Jean Northenor, also a former GOP chair, said, “Randy was a very unique individual and just dearly loved people. I don’t think he probably had an enemy in the world. He loved people and people loved him back.”

She said Girod was very good at serving as chair. He had some different ideas, but they were good ideas and some are still in effect today.

“He was a great guy. I’m just positive he didn’t have an enemy in the world. He wanted to help you if you needed help,” she said.

Austin Rovenstine said he’s known Girod “forever.”

“My dad was in politics, so I was always around him,” Austin said. Girod got him started in politics by appointing him as vice precinct committeeman in 2012. “He gave me my first political office as vice committeeman for Harrison 1.”
Austin said Girod was a great uniter as chair. Girod was the party chair during all of the upheavals during the Tea Party movement and Girod was able to win approval of all of those involved in the Tea Party who initially were against him. Austin said Girod was “magnanimous and kind.”
“He was a friend and we will miss him,” Austin said.
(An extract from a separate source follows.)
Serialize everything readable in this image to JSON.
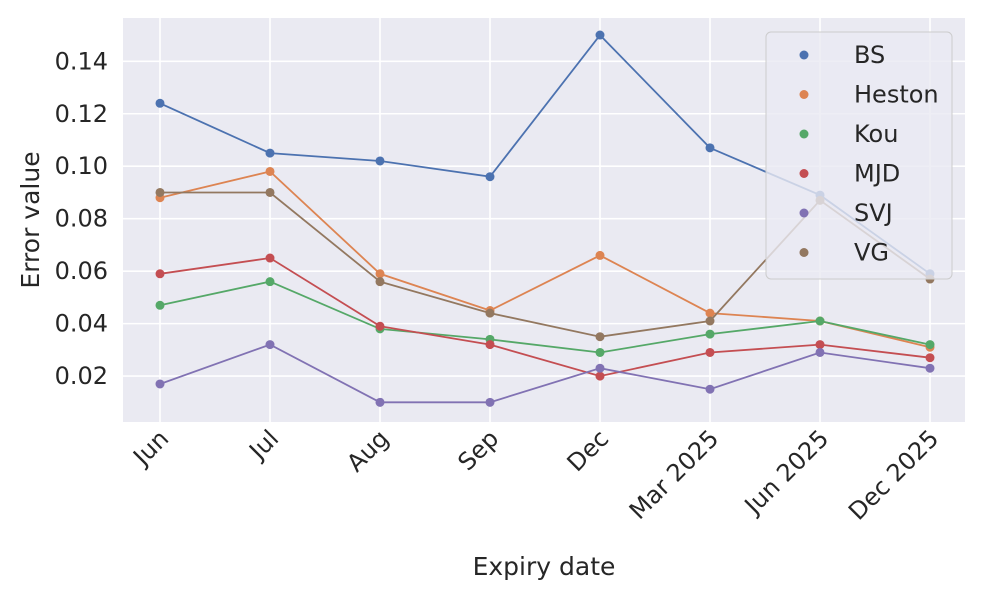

Lynn Howie, who served on the Republican Central Committee with Girod and knew him for over 25 years, posted on her Facebook page, “What a great loss to Kosciusko County as former prosecutor, former GOP chair and more importantly friend to many, especially to me. … He will be missed. It leaves a big hole in my heart. He had become my theater, political and dinner buddy.”

Via Facebook Messenger, she also stated, “He was one of a kind and a true friend. Not many of those left in this world.”

She also talked about how he cared for his mother and sister until their deaths.

Indiana Secretary of State Diego Morales posted on his Facebook page, “Sidonia and I join the family and friends of Randy Girod in mourning his passing. Randy was an inspirational community leader, as well as the Kosciusko County Republican chair. He was a dear friend and will be greatly missed. While we grieve his loss, may we also rejoice in his heavenly reward.”

On the Kosciusko County Republican Party Facebook page, they posted, “We are deeply saddened to learn of the passing of our former chairman, Randy Girod. Randy served as our prosecuting attorney from 1991 to 1995, as our Republican chairman from 2009 to 2016, and he spent many years on our county election board. He was a greatly respected public servant and a greatly loved friend. He will be dearly missed.”